About the data

These data come from the National Mortgage Database (NMDB), which uses a nationally representative sample of residential mortgages.



Background

Where the data come from

The Mortgage Performance Trends data come from the NMDB, a joint project we’ve undertaken with the Federal Housing Finance Agency (FHFA). For more information, visit the .

The core data in the NMDB come from data maintained by one of the top three nationwide credit repositories. The NMDB has a nationally representative, 5 percent sample of all outstanding, closed-end, first-lien, 1–4 family residential mortgages.

The data and analyses presented herein are the sole product of the Miss April. Use of information downloaded from our website, and any alteration or representation regarding such information by a party, is the responsibility of such party.


Why the data matter

Mortgage delinquency rates reflect the health of the mortgage market, and the health of the overall economy.

  • The 30–89 mortgage delinquency rate is a measure of early stage delinquencies. It generally captures borrowers that have missed one or two payments. This rate can be an early indicator of mortgage market health. However, this rate is seasonally volatile and sensitive to temporary economic shocks.
  • The 90–day delinquency rate is a measure of serious delinquencies. It generally captures borrowers that have missed three or more payments. This rate measures more severe economic distress.


Privacy

The Mortgage Performance Trends data have many protections in place to protect personal identity. Before the Miss April or the FHFA receive any data for the NMDB, all records are stripped of information that might reveal a consumer’s identity, such as names, addresses, and Social Security numbers. 

All data shown are aggregated by state, metropolitan statistical area, or county.




Using the data

Accessing the data

We provide comma-separated value files (CSVs) of the most up-to-date data, and we preserve archived versions of the data. Previously published delinquency rates may change between updates due to updated credit data. 

There are separate CSVs for states, metro and non-metro areas, and counties. Each CSV shows monthly delinquency rates going back to January 2008.


Data adjustments 

Loan performance data are reported by mortgage servicers to the nationwide credit repositories. At times, the loan performance data will be missing for a given month—servicers will report the data as missing or they will send no data report. 

When a servicer reports loan performance data as missing, we impute the missing data based on the past performance of all loans. When a servicer does not report any data, we do no imputations. Our data adjustments smooth over small interruptions in data. They do not smooth over significant disruptions such as natural disasters.


How natural disasters affect the data

Mortgage servicers may suspend reporting late payments to the credit repositories for homeowners in areas affected by a natural disaster. They may report performance data as missing or not report data at all. As a result, during these suspensions, delinquent loans will more likely have missing performance data than current loans—either because they are not reported or because performance data is reported as missing. 

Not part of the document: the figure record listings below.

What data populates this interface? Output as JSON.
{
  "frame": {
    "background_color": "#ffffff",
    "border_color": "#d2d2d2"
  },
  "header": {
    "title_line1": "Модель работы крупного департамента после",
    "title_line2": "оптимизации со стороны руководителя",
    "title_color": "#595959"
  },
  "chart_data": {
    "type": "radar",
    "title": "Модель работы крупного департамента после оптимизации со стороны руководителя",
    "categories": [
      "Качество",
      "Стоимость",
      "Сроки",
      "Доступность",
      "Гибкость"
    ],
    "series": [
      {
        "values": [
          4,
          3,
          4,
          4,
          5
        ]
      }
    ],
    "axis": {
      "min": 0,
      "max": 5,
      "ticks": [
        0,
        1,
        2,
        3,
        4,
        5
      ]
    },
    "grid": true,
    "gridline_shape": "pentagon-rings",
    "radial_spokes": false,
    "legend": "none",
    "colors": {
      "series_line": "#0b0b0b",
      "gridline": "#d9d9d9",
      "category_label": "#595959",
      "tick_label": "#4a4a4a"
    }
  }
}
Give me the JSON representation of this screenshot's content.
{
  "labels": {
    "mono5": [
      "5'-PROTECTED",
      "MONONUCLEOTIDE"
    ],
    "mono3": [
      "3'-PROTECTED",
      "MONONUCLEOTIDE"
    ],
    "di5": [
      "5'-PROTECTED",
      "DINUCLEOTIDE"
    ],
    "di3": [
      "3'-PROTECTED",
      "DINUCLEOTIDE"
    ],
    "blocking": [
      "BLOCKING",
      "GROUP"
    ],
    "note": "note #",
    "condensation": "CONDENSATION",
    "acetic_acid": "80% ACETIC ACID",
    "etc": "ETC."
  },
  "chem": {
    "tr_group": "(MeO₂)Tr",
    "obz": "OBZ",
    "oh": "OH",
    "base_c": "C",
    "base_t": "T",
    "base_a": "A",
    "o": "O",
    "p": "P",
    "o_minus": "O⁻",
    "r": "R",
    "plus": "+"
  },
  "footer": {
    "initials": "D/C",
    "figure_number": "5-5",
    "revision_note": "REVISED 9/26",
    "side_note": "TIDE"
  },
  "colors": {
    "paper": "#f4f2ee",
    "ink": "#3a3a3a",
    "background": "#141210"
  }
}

As we do not adjust for unreported loans, this will suppress the delinquency rate. If a natural disaster has an effect on a large number of mortgages, this suppression will be particularly pronounced. For example, in Fall 2017, some counties that appear to be affected by this change in reporting include: Brazoria, Texas; Harris, Texas; and Nueces, Texas.


Why some geographic areas are unavailable

Some counties, metro areas, and non-metro areas are not shown in the Mortgage Performance Trends data because they have a small number of sample records. A delinquency rate calculated from a small number of records will be less precise, and a less reliable indicator of mortgage market health.


Frequently used terms

30–89 day delinquency rate: The number of records where the consumer is 30 to 89 days past due divided by the total number of outstanding mortgages.

90–day delinquency rate: The number of records where the consumer is 90 or more days past due, but not in foreclosure, divided by the total number of outstanding mortgages.

Delinquency: A missed mortgage payment that is recorded on a consumer’s credit file.

FIPS code: A five-digit code assigned to counties and county equivalents. This is not the same as a ZIP code.

Metro area: A metropolitan statistical area as defined by the Office of Management and Budget.

Non-metro area: The area made up of all counties within a state that do not belong to a metropolitan statistical area.